Forschungsgruppe Regimewettbewerb
Mehr als dreißig Jahre nach dem ausgerufenen „Ende der Geschichte“ und der dritten Welle der Demokratisierung ist die Welt wieder von einer größeren Vielfalt politischer Regime geprägt. Der (Wieder-)Aufstieg mächtiger autoritärer Staaten wie Chinas und Russlands und der Trend der Erosion scheinbar gefestigter Demokratien haben eine Welt geschaffen, die pluralistischer und multipolarer ist, in der sich Staaten mit unterschiedlichen politischen Regimetypen zunehmend als Konkurrenten betrachten, und alle Seiten versuchen, die Überlegenheit ihrer jeweiligen politischen und wirtschaftlichen Systeme zu beweisen und die Gefolgschaft von Drittländern zu gewinnen.

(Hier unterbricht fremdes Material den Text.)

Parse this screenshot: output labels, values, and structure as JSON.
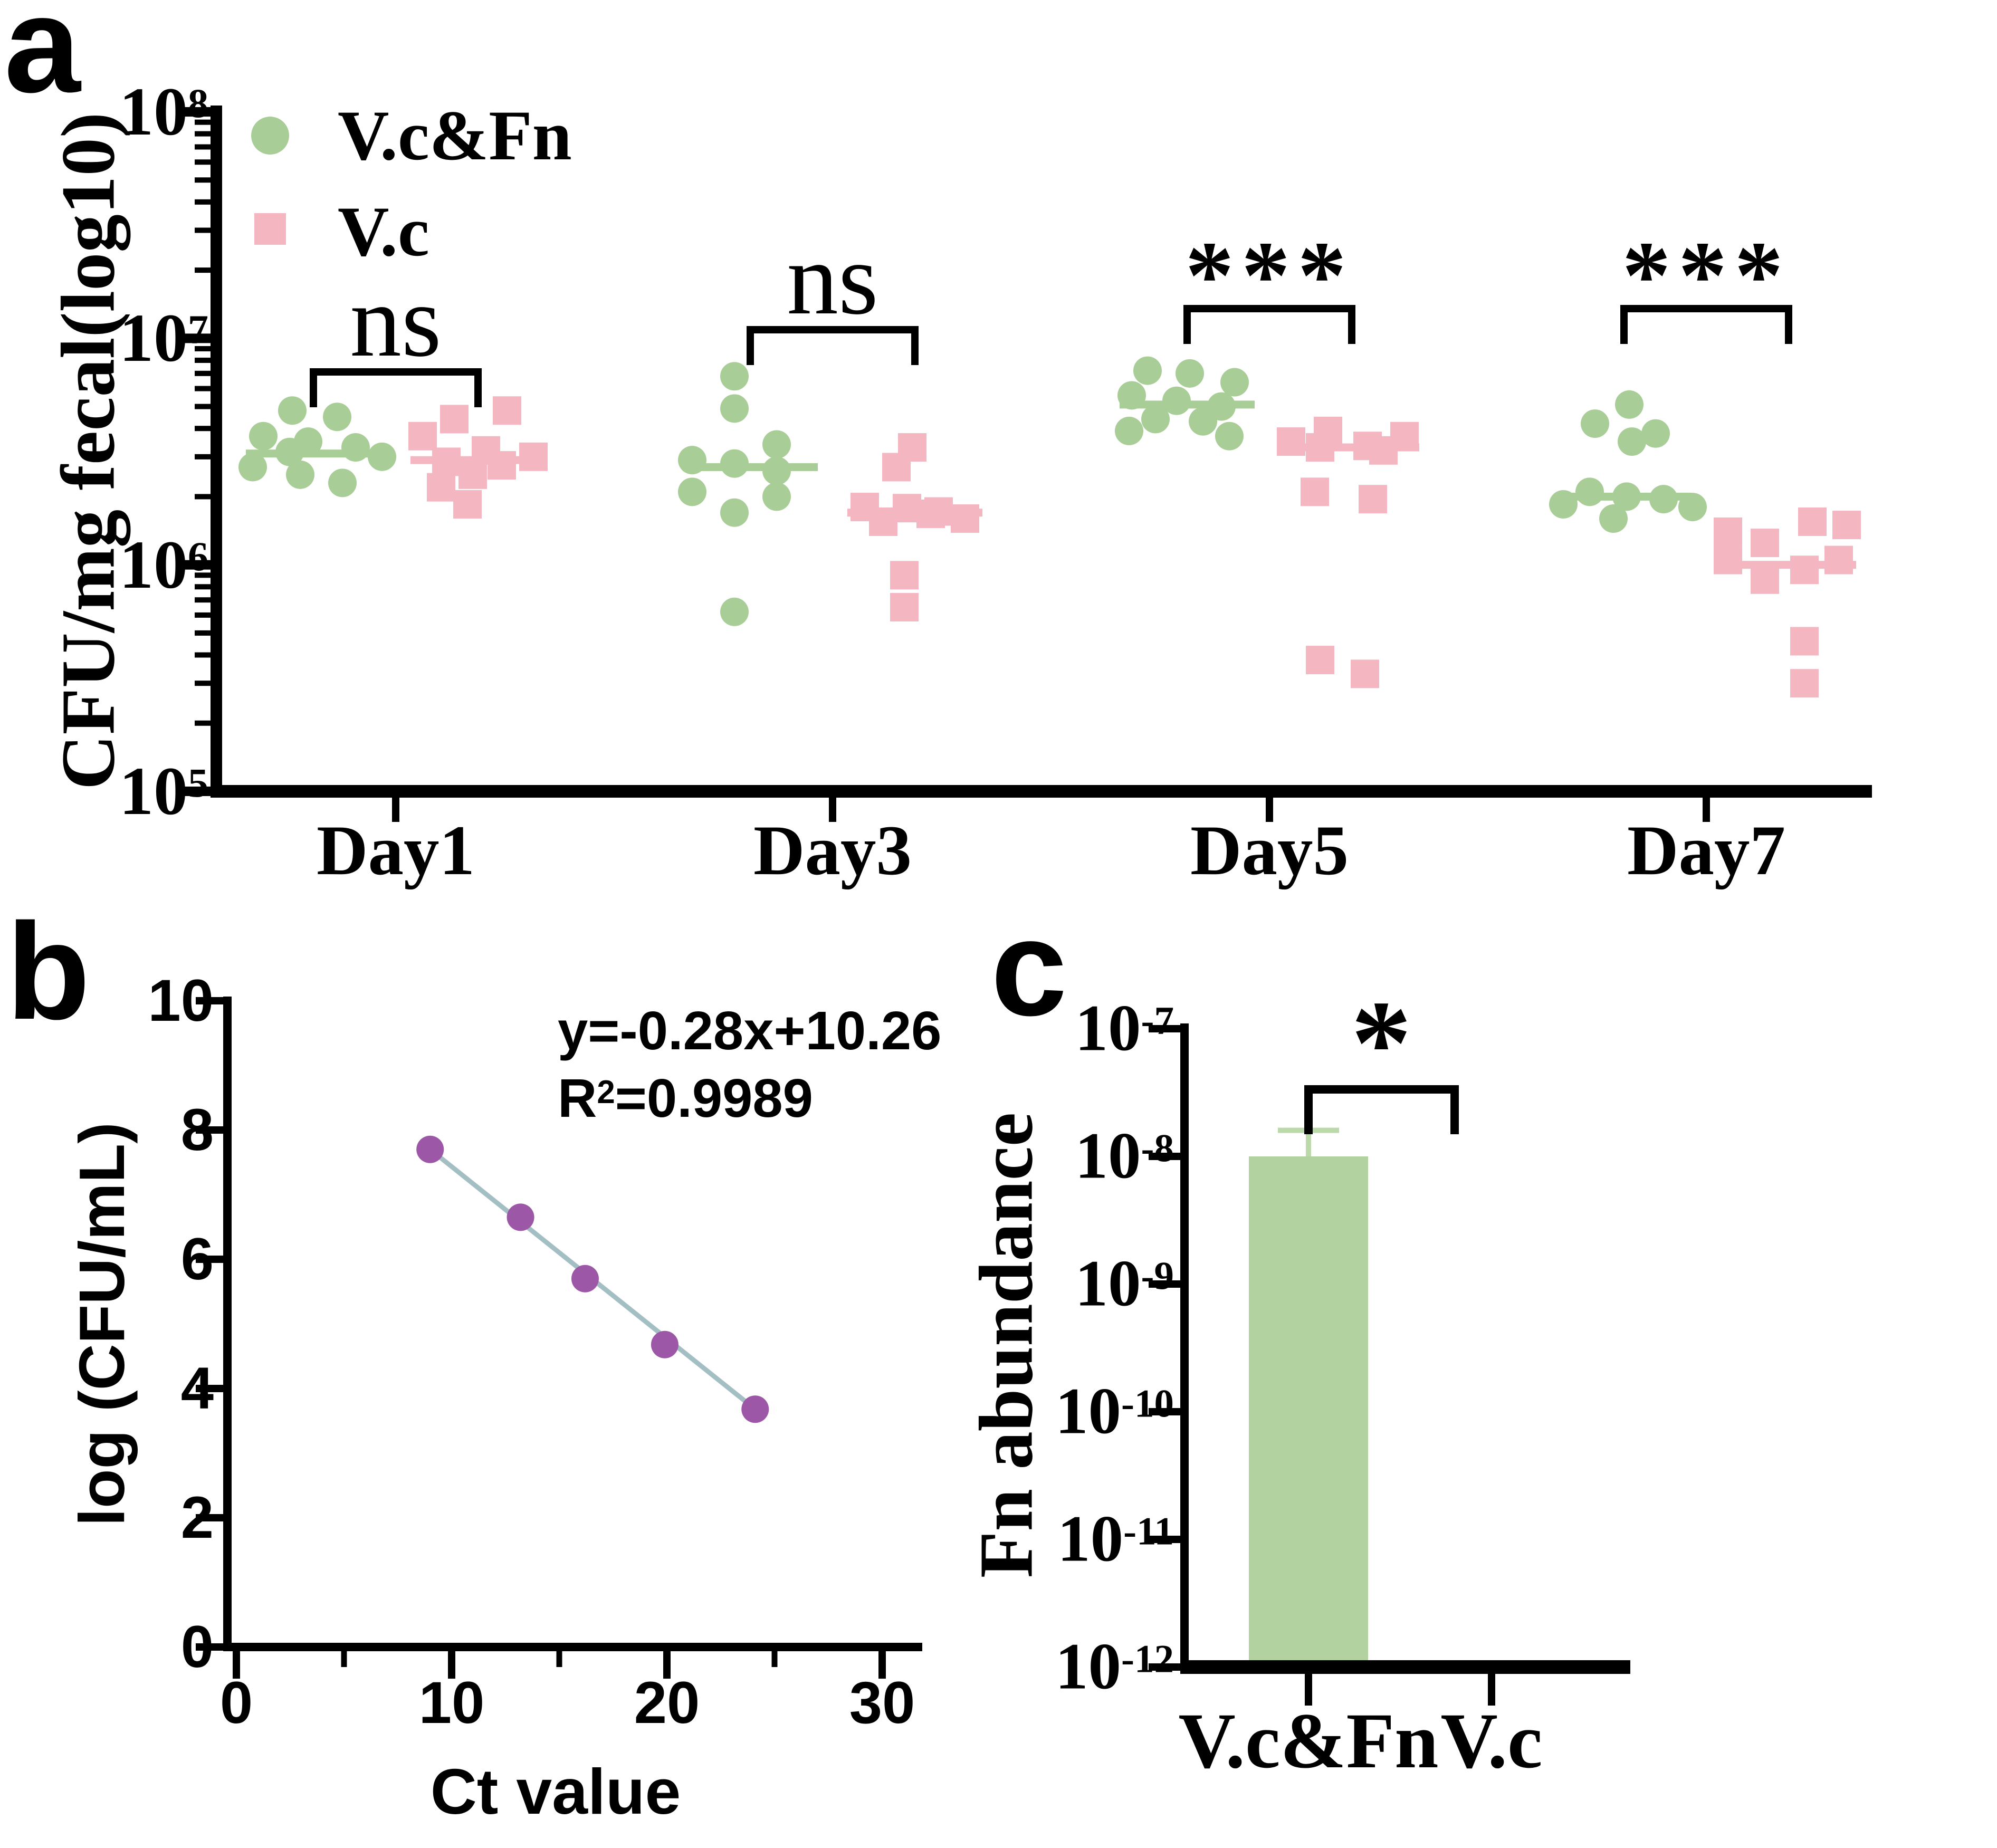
{
  "figure": {
    "panel_labels": [
      "a",
      "b",
      "c"
    ]
  },
  "colors": {
    "green": "#a9cd97",
    "pink": "#f4b7c2",
    "purple": "#9c58a6",
    "trend_line": "#a4bfc3",
    "bar_green": "#b2d3a0",
    "error_green": "#bcd9ab",
    "axis_black": "#000000"
  },
  "chart_data": [
    {
      "type": "scatter",
      "panel": "a",
      "ylabel": "CFU/mg fecal(log10)",
      "yscale": "log",
      "ylim": [
        100000,
        100000000
      ],
      "y_ticks": [
        {
          "base": "10",
          "exp": "8"
        },
        {
          "base": "10",
          "exp": "7"
        },
        {
          "base": "10",
          "exp": "6"
        },
        {
          "base": "10",
          "exp": "5"
        }
      ],
      "categories": [
        "Day1",
        "Day3",
        "Day5",
        "Day7"
      ],
      "significance": [
        "ns",
        "ns",
        "***",
        "***"
      ],
      "legend_position": "top-left",
      "series": [
        {
          "name": "V.c&Fn",
          "marker": "circle",
          "color": "#a9cd97",
          "points_by_day": [
            [
              [
                -40,
                4800000
              ],
              [
                45,
                4500000
              ],
              [
                -95,
                3700000
              ],
              [
                -10,
                3500000
              ],
              [
                80,
                3300000
              ],
              [
                -45,
                3150000
              ],
              [
                130,
                3000000
              ],
              [
                -115,
                2700000
              ],
              [
                -25,
                2500000
              ],
              [
                55,
                2300000
              ]
            ],
            [
              [
                -30,
                6800000
              ],
              [
                -30,
                4900000
              ],
              [
                50,
                3400000
              ],
              [
                -110,
                2900000
              ],
              [
                -30,
                2800000
              ],
              [
                50,
                2600000
              ],
              [
                -110,
                2100000
              ],
              [
                50,
                2000000
              ],
              [
                -30,
                1700000
              ],
              [
                -30,
                620000
              ]
            ],
            [
              [
                -75,
                7200000
              ],
              [
                5,
                7000000
              ],
              [
                90,
                6400000
              ],
              [
                -105,
                5600000
              ],
              [
                -20,
                5300000
              ],
              [
                65,
                5000000
              ],
              [
                -60,
                4400000
              ],
              [
                30,
                4300000
              ],
              [
                -110,
                3900000
              ],
              [
                80,
                3700000
              ]
            ],
            [
              [
                10,
                5100000
              ],
              [
                -55,
                4200000
              ],
              [
                60,
                3800000
              ],
              [
                15,
                3500000
              ],
              [
                -65,
                2100000
              ],
              [
                5,
                2000000
              ],
              [
                75,
                1950000
              ],
              [
                -115,
                1850000
              ],
              [
                130,
                1800000
              ],
              [
                -20,
                1600000
              ]
            ]
          ],
          "medians": [
            3100000,
            2700000,
            5100000,
            2000000
          ]
        },
        {
          "name": "V.c",
          "marker": "square",
          "color": "#f4b7c2",
          "points_by_day": [
            [
              [
                55,
                4800000
              ],
              [
                -45,
                4400000
              ],
              [
                -105,
                3700000
              ],
              [
                15,
                3200000
              ],
              [
                105,
                3000000
              ],
              [
                -60,
                2850000
              ],
              [
                45,
                2750000
              ],
              [
                -10,
                2500000
              ],
              [
                -70,
                2200000
              ],
              [
                -20,
                1850000
              ]
            ],
            [
              [
                -5,
                3300000
              ],
              [
                -35,
                2700000
              ],
              [
                -95,
                1800000
              ],
              [
                -15,
                1780000
              ],
              [
                45,
                1720000
              ],
              [
                30,
                1680000
              ],
              [
                95,
                1600000
              ],
              [
                -60,
                1550000
              ],
              [
                -20,
                900000
              ],
              [
                -20,
                650000
              ]
            ],
            [
              [
                -45,
                3900000
              ],
              [
                100,
                3700000
              ],
              [
                -115,
                3500000
              ],
              [
                30,
                3350000
              ],
              [
                -60,
                3300000
              ],
              [
                60,
                3200000
              ],
              [
                -70,
                2100000
              ],
              [
                40,
                1950000
              ],
              [
                -60,
                380000
              ],
              [
                25,
                330000
              ]
            ],
            [
              [
                45,
                1550000
              ],
              [
                110,
                1500000
              ],
              [
                -115,
                1400000
              ],
              [
                -45,
                1250000
              ],
              [
                -115,
                1050000
              ],
              [
                95,
                1050000
              ],
              [
                30,
                950000
              ],
              [
                -45,
                860000
              ],
              [
                30,
                460000
              ],
              [
                30,
                300000
              ]
            ]
          ],
          "medians": [
            2900000,
            1700000,
            3300000,
            1000000
          ]
        }
      ]
    },
    {
      "type": "scatter",
      "panel": "b",
      "xlabel": "Ct value",
      "ylabel": "log (CFU/mL)",
      "xlim": [
        0,
        30
      ],
      "ylim": [
        0,
        10
      ],
      "x_tick_labels": [
        "0",
        "10",
        "20",
        "30"
      ],
      "y_tick_labels": [
        "0",
        "2",
        "4",
        "6",
        "8",
        "10"
      ],
      "x": [
        9,
        13.2,
        16.2,
        19.9,
        24.1
      ],
      "y": [
        7.7,
        6.65,
        5.7,
        4.68,
        3.68
      ],
      "point_color": "#9c58a6",
      "line_color": "#a4bfc3",
      "annotation": {
        "equation": "y=-0.28x+10.26",
        "r2_prefix": "R",
        "r2_sup": "2",
        "r2_rest": "=0.9989"
      }
    },
    {
      "type": "bar",
      "panel": "c",
      "ylabel": "Fn abundance",
      "yscale": "log",
      "ylim": [
        1e-12,
        1e-07
      ],
      "y_ticks": [
        {
          "base": "10",
          "exp": "-7"
        },
        {
          "base": "10",
          "exp": "-8"
        },
        {
          "base": "10",
          "exp": "-9"
        },
        {
          "base": "10",
          "exp": "-10"
        },
        {
          "base": "10",
          "exp": "-11"
        },
        {
          "base": "10",
          "exp": "-12"
        }
      ],
      "categories": [
        "V.c&Fn",
        "V.c"
      ],
      "values": [
        1e-08,
        null
      ],
      "error_top": [
        1.6e-08,
        null
      ],
      "bar_color": "#b2d3a0",
      "error_color": "#bcd9ab",
      "significance": "*"
    }
  ]
}
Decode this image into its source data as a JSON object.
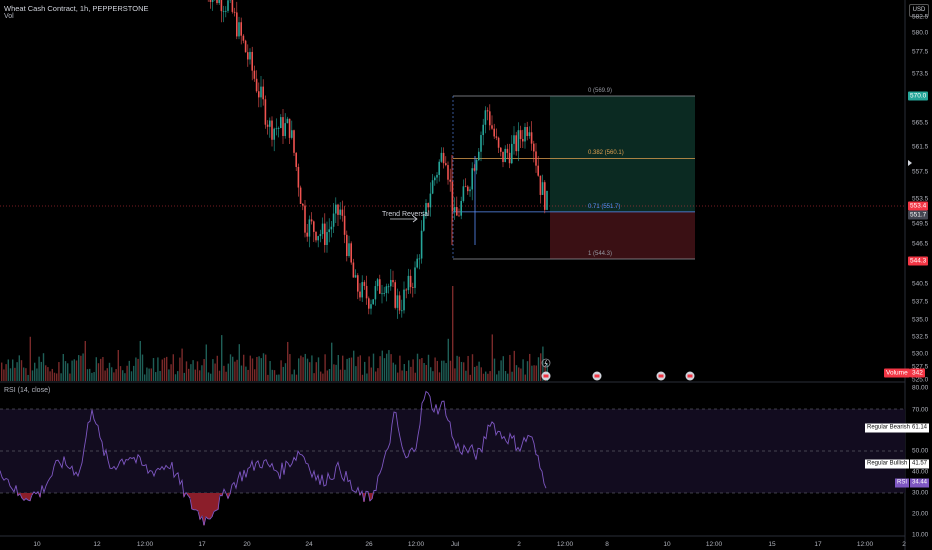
{
  "header": {
    "symbol_line": "Wheat Cash Contract, 1h, PEPPERSTONE",
    "vol_label": "Vol",
    "currency_button": "USD"
  },
  "price_axis_ticks": [
    "582.5",
    "580.0",
    "577.5",
    "573.5",
    "569.5",
    "565.5",
    "561.5",
    "557.5",
    "553.5",
    "549.5",
    "546.5",
    "543.5",
    "540.5",
    "537.5",
    "535.0",
    "532.5",
    "530.0",
    "527.5",
    "525.0"
  ],
  "price_tags": {
    "target": "570.0",
    "last": "553.4",
    "entry": "551.7",
    "stop": "544.3",
    "volume_label": "Volume",
    "volume_value": "342"
  },
  "fib_levels": [
    {
      "label": "0 (569.9)",
      "price": 569.9,
      "color": "#9598a1"
    },
    {
      "label": "0.382 (560.1)",
      "price": 560.1,
      "color": "#e0a050"
    },
    {
      "label": "0.71 (551.7)",
      "price": 551.7,
      "color": "#5b8ff9"
    },
    {
      "label": "1 (544.3)",
      "price": 544.3,
      "color": "#9598a1"
    }
  ],
  "annotation": {
    "text": "Trend Reversal",
    "color": "#5b8ff9"
  },
  "rsi": {
    "title": "RSI (14, close)",
    "axis_ticks": [
      "80.00",
      "70.00",
      "60.00",
      "50.00",
      "40.00",
      "30.00",
      "20.00",
      "10.00"
    ],
    "bearish_label": "Regular Bearish",
    "bearish_value": "61.14",
    "bullish_label": "Regular Bullish",
    "bullish_value": "41.57",
    "rsi_label": "RSI",
    "rsi_value": "34.44",
    "overbought": 70,
    "oversold": 30
  },
  "time_axis": [
    "10",
    "12",
    "12:00",
    "17",
    "20",
    "24",
    "26",
    "12:00",
    "Jul",
    "2",
    "12:00",
    "8",
    "10",
    "12:00",
    "15",
    "17",
    "12:00",
    "2"
  ],
  "colors": {
    "up": "#26a69a",
    "down": "#ef5350",
    "rsi_line": "#7e57c2",
    "profit_zone": "#0b2a22",
    "loss_zone": "#3a1014",
    "accent_green": "#26a69a",
    "accent_red": "#f23645"
  },
  "icons": {
    "event_flag": "earnings-flag-icon",
    "lightning": "lightning-icon",
    "arrow": "right-arrow-icon"
  }
}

Dies hat auf mehreren Ebenen gravierende Folgen für Friedens- und Konfliktdynamiken: in der internationalen Politik werden Ereignisse wie Russlands Angriff auf die Ukraine als Beleg für einen unlösbaren, polarisierten und gewaltsamen ausgetragenen Konflikt zwischen Demokratien und Autokratien interpretiert. Auf regionaler Ebene verkompliziert die Koexistenz demokratischer und autoritärer Staaten die Bemühungen um eine engere Integration in Afrika, Europa, dem Nahen Osten und Südostasien. Und innenpolitisch sind Länder in aller Welt einer zunehmenden Polarisierung zwischen demokratischen und autoritären Governance-Entwürfen ausgesetzt, die bestehende Regime beider Arten in Frage stellt.
Trotz der Prominenz des Themas Regimewettbewerb beruhen viele der aktuellen politischen Debatten über dieses Phänomen auf drei fragwürdigen Annahmen: erstens, dass es eine klare Trennlinie zwischen demokratischen und autoritären Lagern gibt; zweitens, dass ihr Verhalten in direktem Zusammenhang mit ihrer Regimeverfasstheit steht; und drittens, dass die sich daraus ergebenden Beziehungen unweigerlich antagonistisch sind. Die PRIF-Forschungsgruppe zu Regimewettbewerb will ein differenzierteres Verständnis dieser Dynamik entwickeln, indem sie vorhandene Länder- und Fachkenntnisse aus dem gesamten Institut bündelt. Die Gruppe verfolgt insbesondere zwei Ziele: (1) die Kernannahmen hinter der Vorstellung eines Regimewettbewerbs zwischen Demokratien und Autokratien zu hinterfragen, indem sie vorhandenes Wissen über das internationale Verhalten und die Leistung verschiedener politischer Regime zusammenführt und überprüft; und (2) empirische Studien zur politischen Dynamik des Regimewettbewerbs beizusteuern, indem sie analysiert, wie dessen verschiedene Varianten die globale Ordnung, die Außenpolitik und die Innenpolitik von Drittstaaten beeinflussen. Unsere empirischen Ergebnisse zu diesen Fragen sind dabei nicht nur von akademischem Wert, sondern begründen Politikempfehlungen, wie die deutsche und europäische Außen- und Entwicklungspolitik mit der zunehmenden Regimevielfalt umgehen kann und sollte.
Die Forschungsgruppe richtete die PRIF Jahreskonferenz 2023 zum Thema „Dealing with Autocracies in a Fragmented World” aus.
Die Forschungsgruppe veröffentlicht aktuelle Ergebnisse und Analysen im Rahmen einer PRIF-Blogreihe zum Thema Regimewettbewerb.